Abuse, Anger, Emotional Abuse, Emotions, Human Nature, Jerks, Life, Regret, Sex, Sexual Abuse, Sexualization

A Jerk in Bed

(About a 4 minute read)

We had been sitting next to each other at the coffee shop’s counter for a few minutes when she introduced herself to me.  Looking up from her magazine, she pointed to the article she’d been reading and said something about it that I can no longer recall.

I was instantly pleased with her for taking the initiative.  I usually like it when women start up conversations with me, and I tend to think of them as a bit adventuresome for having done it.

After that first meeting, I saw her around from time to time.  She would always say hello and we’d usually exchange a few words.  Things stayed casual though.  There was nothing flirtatious in her manner or attitude.

Then one day, I was crossing a side street a bit out of my neighborhood when I heard the beep of a horn.  Looking to my right, I saw she was the driver of the car that had pulled up to the stop sign as I’d begun crossing the street.  She waved me over to her window.

“Want to go for a hamburger?”

I was both interested in her and hungry so I accepted.  At the restaurant, one thing led to another and I agreed to go home with her.  Of course, the thought of sex crossed my mind, but I only imagined this would be a “getting to know each other” day. If there would be sex, I thought it would be some other day.

It happened though.  And it happened relatively quickly.  We’d only been at her place 45 minutes or so before we were going through foreplay on her couch.  But it was nothing like I’d experienced before — and I was fairly well experienced.  Though at first I couldn’t figure out what was “off” about it.

Nevertheless, I was committed to seeing it through. I didn’t even think about changing my mind, or calling for so much as a pause.  She, on the other hand, had no hesitation making an end of it after she came for the second time.  By then I was actually a bit relieved because the sex had felt wrong through out.

Once it was over, I soon got the sense I should be on my way.  That too seemed a bit strange to me, but I took her hints and left.  Walking home that day, I felt quite strange, quite out of sorts with myself.  At first I thought I might be coming down with a cold or flu because I had that queasy, empty stomach feeling you sometimes get when those things come upon you.

But I was also feeling unusually dispirited.
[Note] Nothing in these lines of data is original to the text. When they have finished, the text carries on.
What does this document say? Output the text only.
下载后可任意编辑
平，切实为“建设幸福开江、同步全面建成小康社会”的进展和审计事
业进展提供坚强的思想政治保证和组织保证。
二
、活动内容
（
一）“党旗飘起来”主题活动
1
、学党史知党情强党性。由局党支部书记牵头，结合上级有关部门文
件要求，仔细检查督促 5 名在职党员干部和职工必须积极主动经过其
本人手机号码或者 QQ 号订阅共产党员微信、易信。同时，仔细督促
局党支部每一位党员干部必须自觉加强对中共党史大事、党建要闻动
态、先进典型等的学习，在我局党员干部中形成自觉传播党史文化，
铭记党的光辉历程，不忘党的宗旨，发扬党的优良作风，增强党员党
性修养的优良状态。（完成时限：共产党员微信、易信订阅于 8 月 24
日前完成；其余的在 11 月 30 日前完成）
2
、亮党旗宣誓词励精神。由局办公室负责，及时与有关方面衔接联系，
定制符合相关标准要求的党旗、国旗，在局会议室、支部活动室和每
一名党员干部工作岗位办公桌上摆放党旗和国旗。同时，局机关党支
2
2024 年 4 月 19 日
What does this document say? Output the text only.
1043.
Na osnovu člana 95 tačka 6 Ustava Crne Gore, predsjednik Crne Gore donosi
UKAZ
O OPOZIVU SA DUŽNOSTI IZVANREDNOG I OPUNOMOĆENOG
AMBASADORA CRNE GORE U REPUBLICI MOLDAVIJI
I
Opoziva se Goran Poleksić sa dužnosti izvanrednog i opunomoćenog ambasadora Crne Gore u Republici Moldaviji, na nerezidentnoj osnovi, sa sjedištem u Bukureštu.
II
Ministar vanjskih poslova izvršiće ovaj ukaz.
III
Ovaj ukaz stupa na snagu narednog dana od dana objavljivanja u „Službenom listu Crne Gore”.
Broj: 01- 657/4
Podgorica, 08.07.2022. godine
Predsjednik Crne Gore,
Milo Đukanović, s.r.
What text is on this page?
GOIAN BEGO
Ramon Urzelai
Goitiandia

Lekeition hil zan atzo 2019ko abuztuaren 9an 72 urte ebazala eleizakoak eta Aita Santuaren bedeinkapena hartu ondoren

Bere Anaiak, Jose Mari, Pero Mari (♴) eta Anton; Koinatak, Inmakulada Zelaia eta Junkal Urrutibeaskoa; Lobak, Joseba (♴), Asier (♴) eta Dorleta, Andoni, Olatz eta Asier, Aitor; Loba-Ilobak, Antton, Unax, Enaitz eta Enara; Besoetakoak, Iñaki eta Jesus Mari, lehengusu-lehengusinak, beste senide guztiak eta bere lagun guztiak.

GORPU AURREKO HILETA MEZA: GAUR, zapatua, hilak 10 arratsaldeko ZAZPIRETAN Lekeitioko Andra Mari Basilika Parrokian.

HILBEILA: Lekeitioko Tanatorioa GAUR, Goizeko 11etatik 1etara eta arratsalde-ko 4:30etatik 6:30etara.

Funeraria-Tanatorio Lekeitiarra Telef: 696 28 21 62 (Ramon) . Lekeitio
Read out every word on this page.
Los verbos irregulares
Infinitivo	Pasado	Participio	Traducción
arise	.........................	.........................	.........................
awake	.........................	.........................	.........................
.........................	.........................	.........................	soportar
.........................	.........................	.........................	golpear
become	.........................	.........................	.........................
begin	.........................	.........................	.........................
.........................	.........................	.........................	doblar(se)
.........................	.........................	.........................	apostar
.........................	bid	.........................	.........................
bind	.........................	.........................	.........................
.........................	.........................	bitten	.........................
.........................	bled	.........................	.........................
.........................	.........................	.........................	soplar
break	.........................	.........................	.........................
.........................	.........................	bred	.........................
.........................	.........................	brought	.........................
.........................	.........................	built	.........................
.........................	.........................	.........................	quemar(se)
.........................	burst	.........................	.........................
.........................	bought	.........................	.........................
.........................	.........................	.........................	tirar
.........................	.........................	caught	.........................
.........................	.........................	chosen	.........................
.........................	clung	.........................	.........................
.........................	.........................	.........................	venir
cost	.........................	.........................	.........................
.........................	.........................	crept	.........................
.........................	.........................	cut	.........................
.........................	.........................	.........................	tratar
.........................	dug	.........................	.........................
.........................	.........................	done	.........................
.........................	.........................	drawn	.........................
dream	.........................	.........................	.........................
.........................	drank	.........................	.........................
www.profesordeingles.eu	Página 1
This was back when I suffered frequent attacks of depression, but I knew what I was feeling was more acute than usual.  I suddenly realized I was wishing I could cry.

I was raised back in the day when boys were taught never to cry, and I had thoroughly internalized those lessens to the point I could get teary eyed, but not teary eyed enough to shed any actual tears.  That day was no exception, but I did find myself wishing I could cry in order to alleviate the feelings that were building up inside of me, and that showed no signs of going away.

I also felt curiously cheap and used.  At first I didn’t recognize the feelings because I’d never felt anything like them before after sex — or for that matter, seldom enough after anything.  But at last I realized what I was feeling, and then it quickly dawned on me why I was feeling cheap and used.

She’d had been the most selfish partner I’d even known.

The thought rushed me that she’d treated me no better than a vibrator.  I found myself growing angry, wanting to return and punch her around a bit.  It didn’t help that the day had turned cold with a mist.

The walk, though a long one, did nothing to improve my mood.  I couldn’t shake the feelings I was having — alternating now between dejection and anger.  When I got home, I was still miserable.

I doubt I had anything to do with it, but I never saw her at the coffee shop again — or for that matter, anywhere.  Eventually, I forgot all about her, and today I cannot even remember her name.

If nothing else, the experience taught me what it is like to have a completely selfish partner. To put my feelings that day into context, by that time in my life was adept at shrugging off slights and insults.  I had — and I still have — a tendency to see anyone who insults me as a jerk first and foremost whose opinion usually counts no more with me than a turd does.  So I think it must have been because I was totally unprepared for her that she got to me.

I can’t be sure without actually going through something like that again, but I doubt nowadays I would be so affected by the same thing.  For one thing, I’d most likely recognize a selfish lover early on and call things off.  But if not that, then I’d be likely to see one for what she was — a jerk.

But most important, I’m a bit older and wiser now about who is to blame for such things.  Even though I freely consented that day, what happened was entirely her fault, not mine.  I can be a fool, but I’m not foolish enough to hold myself accountable for changing someone from a jerk into a decent person.

Beyond all that, the event did have a ray of light for me.  It gave me much deeper insight into the effects both of abusing someone’s intimacy, and of treating them with complete selfishness.  That, in turn, has helped me understand other people who’ve gone though similar things.